The Orioles obtained a court order last night blocking the sale of a lineup card and other items from the game in which Cal Ripken broke baseball's consecutive-games record, claiming the memorabilia -- worth more than $30,000 -- belongs to the team.
Former Orioles manager Phil Regan, who wrote Ripken's name into the lineup on Sept. 6, 1995, when he surpassed Lou Gehrig's durability record, kept the card and the ceremonial pen with which he filled it out. He said that he gave the items to his daughter and that she recently decided to put them up for sale.
Regan arranged the sale through North Shore Sports, a Chicago-based telephone auction service. Bidding began last week and was to conclude late last night or early this morning. But at about 5 p.m., an attorney for the Orioles went before Cook County Circuit Court Judge Albert Green in Chicago and won a temporary restraining order blocking the sale.
"We view it as the property of the Orioles and that is in accordance with property law and baseball tradition," said H. Russell Smouse, general counsel of the team.
Team owner Peter Angelos said he wants the memorabilia to be displayed at the Babe Ruth Museum in Baltimore.
"They are part of the baseball history of the franchise and they should be located here," he said.
He said the team assumed Ripken had the card, not Regan, who left the Orioles after the 1995 season. That is why the Orioles never sought its return from Regan or his daughter, he said.
Angelos said he spoke with Ripken yesterday about the card. A spokesman for Ripken, Ira Rainess, declined to comment.
Further legal proceedings would have to be held to determine ownership of the items. A hearing is scheduled before Judge Green on Dec. 21.
Steve Ryan, president of North Shore Sports, said a team may make a technical claim of ownership over the card but the tradition of the sport is otherwise.
"Managers always keep the cards. That's what has happened over the course of hundreds of years," Ryan said.
He said he would continue taking bids for the items but not transfer ownership until the matter was settled in court. Bidding for the card and pen was up to $27,000 at 7 p.m. yesterday and would likely go higher, Ryan said.
"I am confident he [Regan] will retain ownership when this is over," Ryan said. "The judge just doesn't understand this business."
Neither Regan or his daughter responded to a telephone message left last night at the family's home in Byron Center, Mich.

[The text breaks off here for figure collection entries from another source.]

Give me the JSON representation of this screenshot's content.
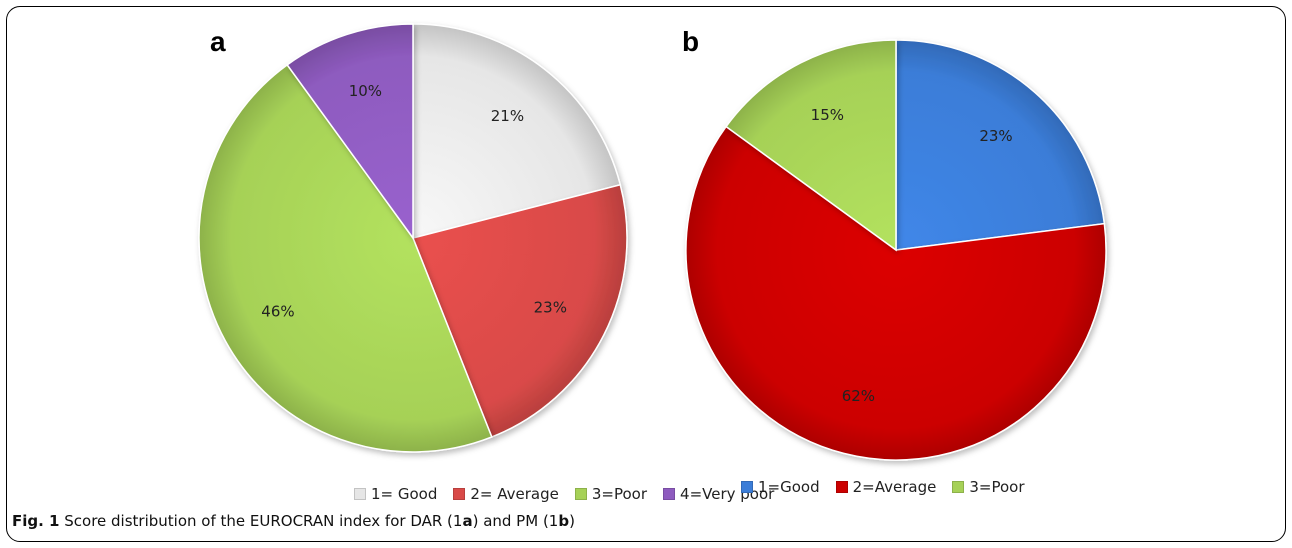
{
  "panels": [
    {
      "letter": "a"
    },
    {
      "letter": "b"
    }
  ],
  "chart_data": [
    {
      "type": "pie",
      "panel": "a",
      "categories": [
        "1= Good",
        "2= Average",
        "3=Poor",
        "4=Very poor"
      ],
      "values": [
        21,
        23,
        46,
        10
      ],
      "labels": [
        "21%",
        "23%",
        "46%",
        "10%"
      ],
      "colors": [
        "#e6e6e6",
        "#d94a48",
        "#a6d157",
        "#8e5bbf"
      ],
      "legend_position": "bottom"
    },
    {
      "type": "pie",
      "panel": "b",
      "categories": [
        "1=Good",
        "2=Average",
        "3=Poor"
      ],
      "values": [
        23,
        62,
        15
      ],
      "labels": [
        "23%",
        "62%",
        "15%"
      ],
      "colors": [
        "#3b7dd8",
        "#cc0000",
        "#a6d157"
      ],
      "legend_position": "bottom"
    }
  ],
  "caption": {
    "prefix": "Fig. 1",
    "text1": " Score distribution of the EUROCRAN index for DAR (1",
    "bold1": "a",
    "text2": ") and PM (1",
    "bold2": "b",
    "text3": ")"
  }
}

The lineup card Regan used in Ripken's previous game, in which he tied Gehrig's record of 2,130 straight games, also was up for sale, and bidding had topped $3,000. However, that card also was subject to the court order.

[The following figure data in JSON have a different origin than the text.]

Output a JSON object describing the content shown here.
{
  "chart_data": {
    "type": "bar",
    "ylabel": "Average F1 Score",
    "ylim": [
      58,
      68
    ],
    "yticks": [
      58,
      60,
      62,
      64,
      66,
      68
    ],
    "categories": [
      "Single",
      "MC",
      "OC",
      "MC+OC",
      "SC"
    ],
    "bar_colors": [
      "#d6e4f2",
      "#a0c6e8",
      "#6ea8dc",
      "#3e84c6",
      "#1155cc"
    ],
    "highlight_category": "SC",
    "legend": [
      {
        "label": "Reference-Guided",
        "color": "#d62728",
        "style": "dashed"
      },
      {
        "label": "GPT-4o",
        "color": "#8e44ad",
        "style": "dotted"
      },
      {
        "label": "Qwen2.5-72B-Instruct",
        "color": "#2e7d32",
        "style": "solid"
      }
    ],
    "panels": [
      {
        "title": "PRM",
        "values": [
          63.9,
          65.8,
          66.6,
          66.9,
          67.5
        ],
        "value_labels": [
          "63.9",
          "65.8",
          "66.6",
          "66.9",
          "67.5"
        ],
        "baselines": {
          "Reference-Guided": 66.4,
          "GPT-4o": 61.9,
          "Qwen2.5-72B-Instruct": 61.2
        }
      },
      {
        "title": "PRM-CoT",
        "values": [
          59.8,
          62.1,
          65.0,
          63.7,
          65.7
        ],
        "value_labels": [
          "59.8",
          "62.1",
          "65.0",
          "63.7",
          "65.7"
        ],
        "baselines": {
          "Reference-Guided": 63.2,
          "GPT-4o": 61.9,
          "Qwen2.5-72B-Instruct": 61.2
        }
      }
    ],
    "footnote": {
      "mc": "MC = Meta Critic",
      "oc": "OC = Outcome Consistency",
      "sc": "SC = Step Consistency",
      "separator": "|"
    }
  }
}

"That stuff should be in a museum," said Mike Gibbons, executive director of the Babe Ruth Museum. "If we were able to get this stuff, we would use some of it and loan some of it to the Ripken Museum."
There is a museum dedicated to Ripken in his hometown of Aberdeen.
Angelos contacted Gibbons on Monday when he learned of the sale and offered to retrieve the card, buying it at auction if necessary. The museum prepared for a bidding war by registering with the auctioneer.
Regan made five carbon copies of the lineup card on Sept. 6, keeping the original for himself and giving the others to Ripken, the plate umpire, the opposing team's manager, the Babe Ruth Museum and the Baseball Hall of Fame in Cooperstown, N.Y.
The Babe Ruth Museum sought the pen that Regan had used shortly after the game, but he said then that he had given it to his daughter.
Angelos has been a major backer of the museum, now housed in a rowhouse near Camden Yards. Angelos pledged $1 million to the museum to help with its eventual move to Camden Station, adjacent to Oriole Park.
Larry Barnett, the plate umpire for the 2,131st game, donated his copy of the lineup card and related items to Bowling Green State University in Ohio last year. The college is seeking $1 million and will use the proceeds of any sale to help its athletic program.
Regan was fired by the Orioles in October 1995, after a disappointing '71-73 season. He spent last two seasons as pitching coach of the Chicago Cubs. Next season, he will be pitching coach of the Cleveland Indians.